Our revised approach is to build construction plasmid using PCR techniques. Using primers which match the biobrick cloning sites in the reverse orientation, we produce PCR product containing the plasmid backbone with no insert and no uncut, circular plasmid. Errors are introduced in this PCR process, but the errors are of two forms: ones which result in plasmids which cannot be transformed, and those which produce viable, but mutated plasmid backbone. In either case, we don't care, since the insert sequence is what we care about.
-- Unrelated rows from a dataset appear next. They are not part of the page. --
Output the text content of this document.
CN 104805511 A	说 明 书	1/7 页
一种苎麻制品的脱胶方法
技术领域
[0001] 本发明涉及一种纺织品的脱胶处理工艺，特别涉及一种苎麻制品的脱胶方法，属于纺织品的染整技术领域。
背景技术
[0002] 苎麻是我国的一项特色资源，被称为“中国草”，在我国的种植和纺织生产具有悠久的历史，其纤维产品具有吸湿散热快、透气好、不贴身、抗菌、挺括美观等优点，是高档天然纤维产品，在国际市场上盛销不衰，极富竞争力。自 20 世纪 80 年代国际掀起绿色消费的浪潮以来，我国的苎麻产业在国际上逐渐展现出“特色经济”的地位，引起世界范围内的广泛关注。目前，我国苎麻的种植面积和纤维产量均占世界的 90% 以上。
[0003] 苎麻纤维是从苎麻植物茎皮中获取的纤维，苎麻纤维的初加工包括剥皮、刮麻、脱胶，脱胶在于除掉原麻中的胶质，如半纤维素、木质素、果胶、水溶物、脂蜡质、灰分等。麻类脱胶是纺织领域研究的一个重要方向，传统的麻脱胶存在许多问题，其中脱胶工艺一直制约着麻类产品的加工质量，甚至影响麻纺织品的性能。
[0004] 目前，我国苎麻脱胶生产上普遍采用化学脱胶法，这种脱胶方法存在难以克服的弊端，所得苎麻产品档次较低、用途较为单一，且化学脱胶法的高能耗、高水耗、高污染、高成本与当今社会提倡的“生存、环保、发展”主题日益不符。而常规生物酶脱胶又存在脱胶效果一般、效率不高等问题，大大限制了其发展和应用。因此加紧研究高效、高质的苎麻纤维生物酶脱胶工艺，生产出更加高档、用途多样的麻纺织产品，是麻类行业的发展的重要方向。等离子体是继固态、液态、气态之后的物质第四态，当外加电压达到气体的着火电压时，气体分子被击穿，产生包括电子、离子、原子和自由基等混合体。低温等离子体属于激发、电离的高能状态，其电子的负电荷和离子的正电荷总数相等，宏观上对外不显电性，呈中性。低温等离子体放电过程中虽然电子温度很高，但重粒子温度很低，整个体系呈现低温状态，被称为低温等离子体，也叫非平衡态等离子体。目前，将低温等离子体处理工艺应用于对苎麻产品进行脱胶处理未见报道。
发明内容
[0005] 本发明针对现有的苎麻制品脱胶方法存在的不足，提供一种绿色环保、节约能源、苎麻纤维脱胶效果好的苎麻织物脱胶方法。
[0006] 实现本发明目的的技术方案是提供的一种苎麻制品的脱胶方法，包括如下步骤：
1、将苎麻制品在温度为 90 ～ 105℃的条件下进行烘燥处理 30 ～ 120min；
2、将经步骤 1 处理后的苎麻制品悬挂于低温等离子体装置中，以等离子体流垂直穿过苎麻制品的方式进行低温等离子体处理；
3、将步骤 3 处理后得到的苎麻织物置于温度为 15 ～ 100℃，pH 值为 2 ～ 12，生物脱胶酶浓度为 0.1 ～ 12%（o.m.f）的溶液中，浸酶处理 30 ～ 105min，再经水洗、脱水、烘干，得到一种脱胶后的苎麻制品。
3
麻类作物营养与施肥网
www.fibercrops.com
The PCR product is cut with EcoRI and PstI, purified away from the short dsDNA fragments cut off, and used for assemblies. Since the quality of this construction plasmid is a key determiner in the success of three antibiotic cloning, substantial effort has been put into optimizing the reactions. This protocol describes the exact procedures and quality control techniques used to make the construction plasmid backbones.


Contents

PCR

Materials

  • Template DNA for the backbone of choice (any plasmid with the correct backbone) at 10 ng/μl concentration.
  • Invitrogen PCR Supermix High Fidelity (Invitrogen 10790-020)
  • Primer Suffix-F, sequence actagtagcggccgctgcag at 30 pmol/μl
  • Primer Prefix-R, sequence tctagaagcggccgcgaattc at 30 pmol/μl


PCR reaction

Mix a PCR reaction consisting of:

  • 300 μl PCR supermix
  • 6 μl each primer
  • 0.5 μl template DNA
  • Aliquot into 100 μl samples for the cycler


Run this PCR program:

  1. initial denaturing 95 C for 5 minutes
  2. denature 94 C for 30 s
  3. anneal 55 C for 30 s
  4. extend 68 C for 4 minutes
  5. cycle 36 times to step 2
  6. final extension 68 C for 10 minutes
  7. hold at 4 C indefinitely


Purification

Qiagen purification option

We have also used a Qiagen [http://www1.qiagen.com/Products/DnaCleanup/GelPcrSiCleanupSystems/QIAquickPCRPurificationKit.aspx?r=1745 PCR purification kit] to get rid of the enzymes in the PCR reaction. It is ideal to use the PCR product that has been Qiagen PCR purified immediately after purification.

Restriction enzyme digest

Once your plasmid backbone has been amplified and purified you must digest it with the flanking restriction enzymes that you used to cut your two parts that you are assembling. In [http://partsregistry.org/partsdb/scars.cgi assembly standard #10] (BioBrick standard assembly) you would use EcoRI and PstI.

You can use the digested product directly in the ligation after having digested (@37 degrees) and heat killing (@80 degrees). It is best to use it soon after the reaction has completed.

Alternatively you can do another purification and store the product at -20 degrees.